Ontogeny of vasoconstrictor neurohypophysial hormone function in rats

Abstract

This in vitro study examined the ontogeny of arginine vasopressin (AVP) and arginine vasotocin (AVT) compared with norepinephrine (NE)-mediated contraction in rat thoracic aortas. Aortas from three age groups (2-3 days, 6-7 days, and 12 wk) of Sprague-Dawley rats were used. Ring segment resting length was adjusted to optimize tension developed to a dose that produces half-maximal tension of NE in Krebs solution (pH 7.4, 37 degrees C) and gassed with 95% O2-5% CO2. Cumulative dose-response curves were generated for KCl (5-100 mM), NE (10(-10)-10(-5) M), AVP, and AVT (both 10(-10)-10(-6) M) in the presence and absence of a selective V1 vasopressinergic inhibitor, [1-(beta-mercapto-beta,beta-cyclopentamethylenepropionic acid), 2-(O-methyl)tyrosine]arginine vasopressin ([d(CH2)5Tyr(Me)]AVP).

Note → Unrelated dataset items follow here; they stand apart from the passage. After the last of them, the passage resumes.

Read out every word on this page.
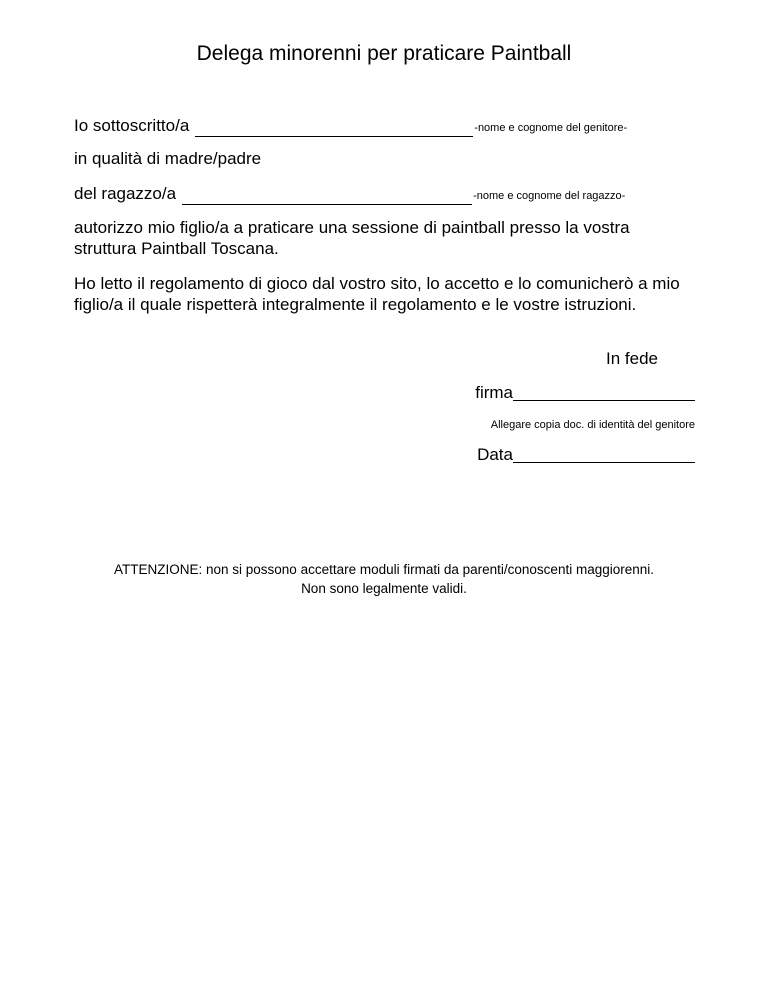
Delega minorenni per praticare Paintball
Io sottoscritto/a	-nome e cognome del genitore-
in qualità di madre/padre
del ragazzo/a	-nome e cognome del ragazzo-
autorizzo mio figlio/a a praticare una sessione di paintball presso la vostra struttura Paintball Toscana.
Ho letto il regolamento di gioco dal vostro sito, lo accetto e lo comunicherò a mio figlio/a il quale rispetterà integralmente il regolamento e le vostre istruzioni.
In fede
firma
Allegare copia doc. di identità del genitore
Data
ATTENZIONE: non si possono accettare moduli firmati da parenti/conoscenti maggiorenni.
Non sono legalmente validi.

A progressive increase in sensitivity among all age groups was found for KCl and NE. There was a slight decrease in sensitivity to both AVP and AVT in the 1st wk. Maximum contractile response to NE increased between 2-3 and 6-7 days, whereas no change was observed for KCl, AVP, or AVT. AVP- and AVT-mediated contractions were selectively inhibited by [d(CH2)5Tyr(Me)]-AVP. These results suggest 1) receptor-mediated contractility is present from 2 days of age for NE, AVP, and AVT; 2) sensitivity to KCl and NE increases progressively during postnatal development, whereas sensitivity to AVP and AVT slightly decreases in the 1st wk with no progressive age-related increase by 12 wk; 3) AVP and AVT mediate contraction via a similar V1-like receptor.